E eu lá sou doido de misturar fogo e pinga?! De fato, eu andava bebendo muito ultimamente. Não tinha nenhum supervilão ali na roça pra dar razão pra minha existência. Quem sabe se tivesse um laticínio investindo em experimentos com substâncias radioativas, já teria surgido o Minotauro ou quem sabe o Abutre. Um herói sem um arqui-inimigo é igual cachaça sem torresmo!
— Olha — eu disse, já perdendo a paciência —, fala pro seu patrão procurar outro bode expiatório.
— Ele quer saber quem tá te pagando.
Era só o que me faltava. Meu salário de batedor de pasto mal dava pra pagar a conta da mercearia & bar no fim do mês.
— Rapaz, se eu tivesse ganhando dinheiro assim, você acha que eu rodaria por aí de camiseta furada e chinelo de dedo?
Pronto. Minha paciência havia se esgotado. Estalei os dedos e uma labareda subiu pelas cordas que me amarravam. Caí no chão igual estrume, mas me levantei bem rápido. Mesmo sem ter supervelocidade, eu ainda tinha minha dignidade. O rapazola parecia que havia visto a mulher de branco na estrada de tão assustado. Meio trêmulo, sacou uma pistola, apontou pra mim e, sem pensar duas vezes, puxou o gatilho.

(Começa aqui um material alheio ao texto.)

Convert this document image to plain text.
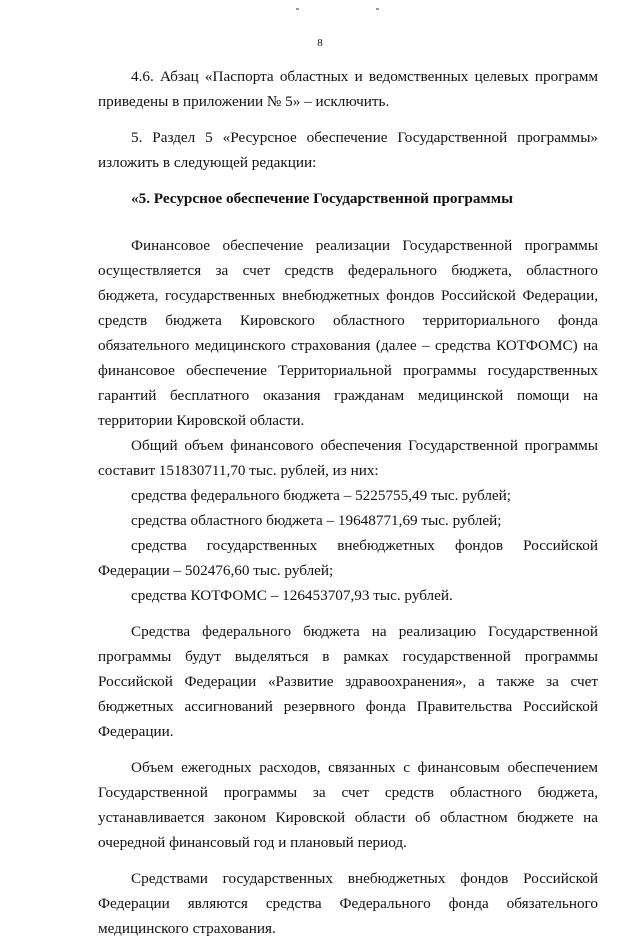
8

4.6. Абзац «Паспорта областных и ведомственных целевых программ приведены в приложении № 5» – исключить.

5. Раздел 5 «Ресурсное обеспечение Государственной программы» изложить в следующей редакции:

«5. Ресурсное обеспечение Государственной программы

Финансовое обеспечение реализации Государственной программы осуществляется за счет средств федерального бюджета, областного бюджета, государственных внебюджетных фондов Российской Федерации, средств бюджета Кировского областного территориального фонда обязательного медицинского страхования (далее – средства КОТФОМС) на финансовое обеспечение Территориальной программы государственных гарантий бесплатного оказания гражданам медицинской помощи на территории Кировской области.

Общий объем финансового обеспечения Государственной программы составит 151830711,70 тыс. рублей, из них:

средства федерального бюджета – 5225755,49 тыс. рублей;

средства областного бюджета – 19648771,69 тыс. рублей;

средства государственных внебюджетных фондов Российской Федерации – 502476,60 тыс. рублей;

средства КОТФОМС – 126453707,93 тыс. рублей.

Средства федерального бюджета на реализацию Государственной программы будут выделяться в рамках государственной программы Российской Федерации «Развитие здравоохранения», а также за счет бюджетных ассигнований резервного фонда Правительства Российской Федерации.

Объем ежегодных расходов, связанных с финансовым обеспечением Государственной программы за счет средств областного бюджета, устанавливается законом Кировской области об областном бюджете на очередной финансовый год и плановый период.

Средствами государственных внебюджетных фондов Российской Федерации являются средства Федерального фонда обязательного медицинского страхования.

O barulho do tiro fez as galinhas se agitarem do lado de fora. O rapaz ficou ainda mais assustado ao me ver de pé depois de tomar um tiro na barriga a poucos metros de distância. Eu peguei a bala amassada e espanei minha camiseta — agora com um furo novo. Pouca gente conhecia meu terceiro superpoder. Naquele almoço de família, quando levei a chinelada, a sobremesa foi rapadura.
Caminhei lentamente até o rapazola e surrupiei o chapéu dele pra mim. Ele não reagiu. Só então resolvi responder a primeira pergunta.
— Meus poderes vieram de um chinelo velho de um pé cansado, de uma pimenta que não era refresco e de uma rapadura doce, mas que não era mole não.